If not for the popularity of #TwoTierKeir and independent sources, the global migrant crisis, brazenly unequal policing, and our collective Western entropy would have gone largely unseen; kept at bay by official state sources and formerly robust intelligence service backdoors into places like Twitter.
And so it should come as no surprise when the Trudeau Liberals, down to their last Hail Marys with limited time left on the clock, use EricCantonaFan32, his racism both real and state-inflamed, all of 3329 miles away, as a precursor to drive their very own Orwellian ‘Online Harms Act’ home.
Smart guy, that Orwell. Right about a lot of things: loathed left-wing authoritarian communism and right-wing fascism.
His Britain didn’t listen.
Will we?
Alexander Brown is a writer, comms director, and part-time politico. Of late, his work has appeared in the Toronto Sun and Western Standard. To receive new posts and support his work, become a free or paid subscriber.
Very well written Alex.
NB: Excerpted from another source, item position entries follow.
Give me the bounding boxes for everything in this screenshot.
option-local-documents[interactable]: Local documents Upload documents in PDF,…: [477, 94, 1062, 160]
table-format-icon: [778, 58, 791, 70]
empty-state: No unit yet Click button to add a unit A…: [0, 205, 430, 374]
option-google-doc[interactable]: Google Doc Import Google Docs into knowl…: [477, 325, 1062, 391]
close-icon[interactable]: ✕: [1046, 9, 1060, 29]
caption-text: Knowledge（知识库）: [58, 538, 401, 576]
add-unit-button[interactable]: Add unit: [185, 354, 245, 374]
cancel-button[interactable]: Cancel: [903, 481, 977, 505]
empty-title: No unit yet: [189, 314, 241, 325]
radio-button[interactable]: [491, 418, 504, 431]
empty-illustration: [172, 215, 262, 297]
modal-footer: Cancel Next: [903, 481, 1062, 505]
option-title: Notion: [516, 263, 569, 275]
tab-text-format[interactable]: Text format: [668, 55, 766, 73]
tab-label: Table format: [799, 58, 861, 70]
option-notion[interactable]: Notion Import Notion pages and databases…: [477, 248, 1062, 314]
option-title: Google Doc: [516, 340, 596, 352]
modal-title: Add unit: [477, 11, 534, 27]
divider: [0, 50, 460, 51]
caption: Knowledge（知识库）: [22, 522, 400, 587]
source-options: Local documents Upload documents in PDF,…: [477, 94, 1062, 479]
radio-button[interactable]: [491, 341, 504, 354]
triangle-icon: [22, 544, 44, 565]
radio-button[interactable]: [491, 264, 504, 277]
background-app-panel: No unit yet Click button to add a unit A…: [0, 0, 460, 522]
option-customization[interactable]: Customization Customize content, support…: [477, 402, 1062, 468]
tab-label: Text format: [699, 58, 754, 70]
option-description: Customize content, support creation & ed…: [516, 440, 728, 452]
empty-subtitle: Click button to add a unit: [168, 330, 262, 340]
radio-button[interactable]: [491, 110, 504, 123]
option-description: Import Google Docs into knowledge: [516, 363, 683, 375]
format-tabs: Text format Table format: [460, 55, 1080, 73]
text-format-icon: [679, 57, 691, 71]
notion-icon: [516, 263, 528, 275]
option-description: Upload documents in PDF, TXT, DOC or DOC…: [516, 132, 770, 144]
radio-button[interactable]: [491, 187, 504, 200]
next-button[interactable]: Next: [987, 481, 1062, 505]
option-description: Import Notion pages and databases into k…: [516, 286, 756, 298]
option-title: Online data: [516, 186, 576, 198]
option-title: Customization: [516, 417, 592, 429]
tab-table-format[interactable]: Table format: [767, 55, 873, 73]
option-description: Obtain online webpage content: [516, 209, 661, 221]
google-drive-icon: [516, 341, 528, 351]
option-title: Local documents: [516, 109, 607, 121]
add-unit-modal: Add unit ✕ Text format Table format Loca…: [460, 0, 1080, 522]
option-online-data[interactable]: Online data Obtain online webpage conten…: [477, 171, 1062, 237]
You tell it like it is, was and very likely will be. I wouldn't put anything by Sock-Boy and Canadians will have to be vigilant leading up to the next Election.
Desperate people, especially hyper-narcissistic ones like Trudeau, will do just about anything not to be humiliated.
And humiliated he, and his Lieberals, will be when Canadians finally get a say in their collective destiny.
Barring a meteorite strike, Poilievre and the Conservatives will demolish both the Lieberals and The Non-Democratic Party.
Expect desperate measures from Trudeau and Singh.
Cheers.
Another well crafted analysis of the current extremely worrisome situation. The founding fathers (oops, gotta be more astute) of both Canada and the United States would be generating heat in their plots, if they were aware of how their respective societies are evolving.